Henriette Julie Herz (née de Lemos) (September 5, 1764 – October 22, 1847) is best known for the "salonnieres" or literary salons that she started with a group of emancipated Jews in Prussia.

Biography
She was the daughter of a physician, Benjamin de Lemos (1711–1789), descended from a Portuguese Jewish family of Hamburg, and Esther de Lemos (née Charleville) (1742–1817). 

Henriette Herz had grown up in the Berlin of the Jewish emancipation and had shared tutors apparently with Moses Mendelssohn's daughters.  At age fifteen, she married a physician, seventeen years her senior. Markus Herz had studied medicine at the University of Königsberg, one of only three universities that accepted Jews—but only in its medical faculty. She was said to be an extremely beautiful woman.

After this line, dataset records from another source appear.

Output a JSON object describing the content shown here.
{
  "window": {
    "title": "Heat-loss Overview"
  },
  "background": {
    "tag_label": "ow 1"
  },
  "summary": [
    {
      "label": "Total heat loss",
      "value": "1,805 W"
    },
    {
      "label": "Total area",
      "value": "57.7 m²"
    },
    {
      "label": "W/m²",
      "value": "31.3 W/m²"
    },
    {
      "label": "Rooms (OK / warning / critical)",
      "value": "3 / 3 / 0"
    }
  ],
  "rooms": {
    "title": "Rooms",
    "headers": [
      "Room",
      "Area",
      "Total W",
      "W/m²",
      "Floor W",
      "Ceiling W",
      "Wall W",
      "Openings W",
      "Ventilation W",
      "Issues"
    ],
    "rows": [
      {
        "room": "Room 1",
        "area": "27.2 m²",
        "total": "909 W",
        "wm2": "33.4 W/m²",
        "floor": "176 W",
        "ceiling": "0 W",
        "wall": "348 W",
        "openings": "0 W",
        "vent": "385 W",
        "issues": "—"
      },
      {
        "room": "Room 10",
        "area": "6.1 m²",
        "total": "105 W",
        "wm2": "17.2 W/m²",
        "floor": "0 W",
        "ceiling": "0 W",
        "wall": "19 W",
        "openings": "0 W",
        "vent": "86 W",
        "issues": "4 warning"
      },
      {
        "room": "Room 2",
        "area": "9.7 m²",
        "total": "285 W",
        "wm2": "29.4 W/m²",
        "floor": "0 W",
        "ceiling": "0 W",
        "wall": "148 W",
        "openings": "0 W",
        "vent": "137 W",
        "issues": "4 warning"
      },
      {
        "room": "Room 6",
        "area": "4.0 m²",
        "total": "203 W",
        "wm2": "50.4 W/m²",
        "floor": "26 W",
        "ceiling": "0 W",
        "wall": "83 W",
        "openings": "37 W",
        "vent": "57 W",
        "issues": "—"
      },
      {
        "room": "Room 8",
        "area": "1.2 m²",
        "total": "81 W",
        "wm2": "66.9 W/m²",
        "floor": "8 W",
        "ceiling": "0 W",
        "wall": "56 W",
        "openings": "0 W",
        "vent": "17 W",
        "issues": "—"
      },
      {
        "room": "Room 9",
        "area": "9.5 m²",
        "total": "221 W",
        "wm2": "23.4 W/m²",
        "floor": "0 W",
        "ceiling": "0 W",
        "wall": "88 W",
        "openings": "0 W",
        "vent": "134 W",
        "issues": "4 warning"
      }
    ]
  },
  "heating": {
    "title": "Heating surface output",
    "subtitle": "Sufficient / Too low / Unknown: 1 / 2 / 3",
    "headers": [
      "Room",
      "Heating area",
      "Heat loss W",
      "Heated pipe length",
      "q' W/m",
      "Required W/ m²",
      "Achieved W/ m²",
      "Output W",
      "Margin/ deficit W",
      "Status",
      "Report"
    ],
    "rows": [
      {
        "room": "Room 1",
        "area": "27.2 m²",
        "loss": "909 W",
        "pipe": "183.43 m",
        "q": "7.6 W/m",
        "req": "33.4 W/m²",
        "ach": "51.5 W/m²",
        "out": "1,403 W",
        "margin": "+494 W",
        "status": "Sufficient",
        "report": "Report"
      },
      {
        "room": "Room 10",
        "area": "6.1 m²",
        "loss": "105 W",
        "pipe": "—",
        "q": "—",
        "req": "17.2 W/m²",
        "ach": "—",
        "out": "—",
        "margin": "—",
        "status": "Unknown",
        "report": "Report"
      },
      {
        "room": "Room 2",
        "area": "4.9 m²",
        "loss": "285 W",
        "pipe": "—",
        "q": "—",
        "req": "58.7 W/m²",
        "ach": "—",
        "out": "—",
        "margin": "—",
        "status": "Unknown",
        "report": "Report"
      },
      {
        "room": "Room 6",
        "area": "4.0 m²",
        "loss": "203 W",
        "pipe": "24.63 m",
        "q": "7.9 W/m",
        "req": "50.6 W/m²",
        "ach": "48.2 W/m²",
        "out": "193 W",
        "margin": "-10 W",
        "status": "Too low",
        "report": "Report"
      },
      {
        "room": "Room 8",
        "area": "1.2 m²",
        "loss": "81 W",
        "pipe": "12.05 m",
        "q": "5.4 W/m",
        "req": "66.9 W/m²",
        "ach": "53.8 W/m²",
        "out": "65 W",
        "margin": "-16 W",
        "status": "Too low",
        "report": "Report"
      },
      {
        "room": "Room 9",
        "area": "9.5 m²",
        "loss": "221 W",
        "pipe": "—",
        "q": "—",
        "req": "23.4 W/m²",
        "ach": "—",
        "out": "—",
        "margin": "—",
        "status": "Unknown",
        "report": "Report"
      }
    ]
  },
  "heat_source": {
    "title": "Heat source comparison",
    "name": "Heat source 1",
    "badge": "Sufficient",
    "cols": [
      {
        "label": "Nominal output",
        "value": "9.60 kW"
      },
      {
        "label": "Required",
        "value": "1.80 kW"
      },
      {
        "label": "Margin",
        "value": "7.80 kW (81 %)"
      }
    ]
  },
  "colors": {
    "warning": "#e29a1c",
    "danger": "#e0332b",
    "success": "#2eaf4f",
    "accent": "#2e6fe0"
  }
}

After a few years the salon split in two, a science-seminar led by her husband and a literary salon by Henriette herself. Most notable men and women in Berlin were said to have attended her salon. Among her friends and acquaintances were Dorothea von Schlegel, Wilhelm von Humboldt, Jean Paul, Friedrich Schiller, Mirabeau, Friedrich Rückert, Karl Wilhelm Ramler, Johann Jakob Engel, Georg Ludwig Spalding, the Danish Barthold Georg Niebuhr, Johannes von Müller, the sculptor Schadow, Salomon Maimon, Friedrich von Gentz, Fanny von Arnstein, Madame de Genlis, Alexander zu Dohna-Schlobitten, Gustav von Brinkmann, and Friedrich Schlegel.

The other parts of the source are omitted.